The digital exposure on mass to many different people in a day is exhausting anyway, having to annunciate and put effort in not only what you say but how you say it is doubling exhausting because of the lack of interpersonal delivery. I was told recently I should consider my audience and caveat my speech with a warning – not quite “may need subtitles” but not far off – as a way of making everyone else comfortable and prepared – I was stunned into silence – rare - but it does happen – this prompted me to take a breath and consider my response – the internalised stigma that I have been battling with for 28 years hit and I responded – do you know why I do what I do? The leg work for someone with a speech impairment – the unseen internal torture – the daily crisis in confidence – the hidden pain and anguish that go alongside a confident exterior - with the assumptions made left, right and centre – that are, more often than not, met with education not anger or upset – to be told that I should consider others in the way that I get through a video call with 40 people you don’t know – is it my responsibility to comfort those who are uneasy with my speech or is it my job to continue speaking to do my part to normalise speech impairment - without apology or a comedic caveat? It is in fact ultimately my choice – a choice that I put more thought into than this person cared to comprehend. A choice that impacts me – a choice that regularly plagues my mind.
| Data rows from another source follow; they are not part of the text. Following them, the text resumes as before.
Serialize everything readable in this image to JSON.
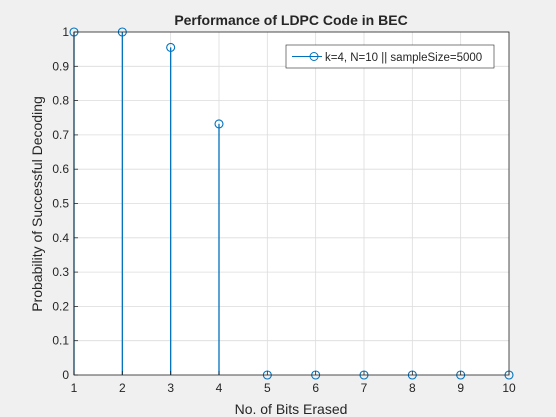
{
  "figure": {
    "background": "#f0f0f0"
  },
  "chart_data": {
    "type": "stem",
    "title": "Performance of LDPC Code in BEC",
    "xlabel": "No. of Bits Erased",
    "ylabel": "Probability of Successful Decoding",
    "xlim": [
      1,
      10
    ],
    "ylim": [
      0,
      1
    ],
    "xticks": [
      "1",
      "2",
      "3",
      "4",
      "5",
      "6",
      "7",
      "8",
      "9",
      "10"
    ],
    "yticks": [
      "0",
      "0.1",
      "0.2",
      "0.3",
      "0.4",
      "0.5",
      "0.6",
      "0.7",
      "0.8",
      "0.9",
      "1"
    ],
    "grid": true,
    "legend_position": "top-right",
    "series": [
      {
        "name": "k=4, N=10 || sampleSize=5000",
        "color": "#0072bd",
        "marker": "circle",
        "x": [
          1,
          2,
          3,
          4,
          5,
          6,
          7,
          8,
          9,
          10
        ],
        "values": [
          1,
          1,
          0.955,
          0.732,
          0,
          0,
          0,
          0,
          0,
          0
        ]
      }
    ]
  }
}
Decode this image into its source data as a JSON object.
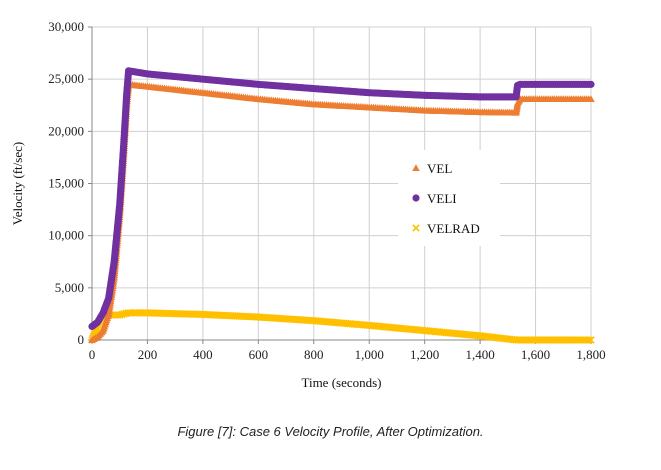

Exposure is key – the more exposure – the more accustomed we become – unfortunately, so many people with speech impairment are silenced by the assumptions, the stigma and the fragility of confidence we often face. Silenced by the twisted notion to ensure others are comforted before we begin to embark on what we are there for - related or not. This is the double-edged sword in the matter. Not forgetting the huge bias experienced momentarily within every interaction a person with a speech impairment encounters, the instantaneous question of intellectual ability which goes hand in hand with the fear of not being understood. These are thoughts I frequently grapple with.
I fight the fight because it is important to level the playing field – we have so much more to do.